Working on a simple parallel runner that uses Ray to distribute the benchmarking of different configurations to remote Ray workers.

sonarqubecloud · 2025-08-13T09:39:59Z

Quality Gate passed

Issues
5 New issues
0 Accepted issues

Measures
0 Security Hotspots
0.0% Coverage on New Code
0.0% Duplication on New Code

See analysis details on SonarQube Cloud

stijnh · 2026-01-20T13:32:17Z

The current parallel runner works.
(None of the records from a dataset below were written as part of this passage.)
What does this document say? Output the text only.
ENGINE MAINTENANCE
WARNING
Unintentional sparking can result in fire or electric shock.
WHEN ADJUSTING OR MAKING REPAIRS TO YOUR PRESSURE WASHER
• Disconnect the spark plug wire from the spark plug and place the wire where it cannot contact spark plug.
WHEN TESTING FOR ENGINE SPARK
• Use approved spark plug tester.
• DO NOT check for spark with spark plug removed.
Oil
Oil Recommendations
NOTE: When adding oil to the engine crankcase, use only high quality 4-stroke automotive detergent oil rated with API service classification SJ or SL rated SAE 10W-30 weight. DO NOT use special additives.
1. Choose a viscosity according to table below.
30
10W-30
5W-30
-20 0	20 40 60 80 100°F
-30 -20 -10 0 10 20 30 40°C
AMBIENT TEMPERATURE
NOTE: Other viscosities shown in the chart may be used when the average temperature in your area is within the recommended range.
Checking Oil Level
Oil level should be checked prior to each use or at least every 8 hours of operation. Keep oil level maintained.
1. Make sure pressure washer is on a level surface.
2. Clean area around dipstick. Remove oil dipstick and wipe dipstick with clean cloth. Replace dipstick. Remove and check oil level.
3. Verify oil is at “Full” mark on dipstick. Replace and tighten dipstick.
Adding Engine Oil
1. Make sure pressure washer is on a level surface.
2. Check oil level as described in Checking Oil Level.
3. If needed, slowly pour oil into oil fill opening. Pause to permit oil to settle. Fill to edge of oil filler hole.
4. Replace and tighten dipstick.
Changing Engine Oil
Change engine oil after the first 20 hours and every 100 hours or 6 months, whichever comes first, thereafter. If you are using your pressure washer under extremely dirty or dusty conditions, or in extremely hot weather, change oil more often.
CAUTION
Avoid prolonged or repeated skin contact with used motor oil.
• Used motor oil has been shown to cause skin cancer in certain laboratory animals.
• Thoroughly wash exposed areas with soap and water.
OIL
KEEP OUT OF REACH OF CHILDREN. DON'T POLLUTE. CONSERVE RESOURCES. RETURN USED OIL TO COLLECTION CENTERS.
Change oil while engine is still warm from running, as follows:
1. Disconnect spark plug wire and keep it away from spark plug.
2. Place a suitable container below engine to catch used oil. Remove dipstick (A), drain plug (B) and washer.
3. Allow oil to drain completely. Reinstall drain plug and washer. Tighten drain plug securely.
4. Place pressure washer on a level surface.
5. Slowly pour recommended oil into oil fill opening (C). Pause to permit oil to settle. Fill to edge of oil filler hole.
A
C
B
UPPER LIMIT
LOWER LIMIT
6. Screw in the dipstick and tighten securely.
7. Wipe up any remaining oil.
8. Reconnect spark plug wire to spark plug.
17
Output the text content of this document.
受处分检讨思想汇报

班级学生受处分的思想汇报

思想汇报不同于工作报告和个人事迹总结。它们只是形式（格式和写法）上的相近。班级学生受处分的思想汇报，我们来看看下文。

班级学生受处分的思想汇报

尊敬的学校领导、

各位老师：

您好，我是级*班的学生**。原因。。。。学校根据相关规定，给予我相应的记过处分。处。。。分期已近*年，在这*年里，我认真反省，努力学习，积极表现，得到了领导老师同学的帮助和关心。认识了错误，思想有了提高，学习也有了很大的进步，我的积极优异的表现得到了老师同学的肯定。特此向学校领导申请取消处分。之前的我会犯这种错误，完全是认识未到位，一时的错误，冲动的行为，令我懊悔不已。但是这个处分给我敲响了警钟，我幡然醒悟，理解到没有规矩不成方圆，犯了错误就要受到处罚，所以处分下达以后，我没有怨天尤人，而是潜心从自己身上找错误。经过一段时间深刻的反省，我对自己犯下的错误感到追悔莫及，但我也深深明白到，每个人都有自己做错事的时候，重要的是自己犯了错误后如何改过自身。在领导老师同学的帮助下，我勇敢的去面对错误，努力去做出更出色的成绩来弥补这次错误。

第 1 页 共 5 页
I've been able to run on multiple GPUs on DAS6-VU and DAS6-Leiden.

There are several remaining problems:

The timings are incorrect as the host assumes that the total time is just the sum over individual configurations
Use of tuning_options need to be refactored, as now it the entire object is sent to every node for each benchmark job
Logging information can be improved
The strategies are not parallel-aware yet (except brute-force)
A guide needs to be added to the docs explaining how to launch a Ray cluster on DAS6

…FF, GA, PSO, all hillclimbers, random

benvanwerkhoven · 2026-02-16T14:44:45Z

Sometimes with Python you run into an error and think: 'How on Earth has this error not surfaced years ago?'

It seems that observers has been None by default instead of an empty list since forever and miraculously it was never an issue. It seems that the code responsible for replacing a None value with an empty list is currently hidden in (and duplicated across) the backends, and because there is now code that (rightfully so) assumes observers is a list just before the backends are created this is suddenly an issue. The real issue is of course that the backends have somehow become responsible for sanitizing user input, which is not what a backend should do.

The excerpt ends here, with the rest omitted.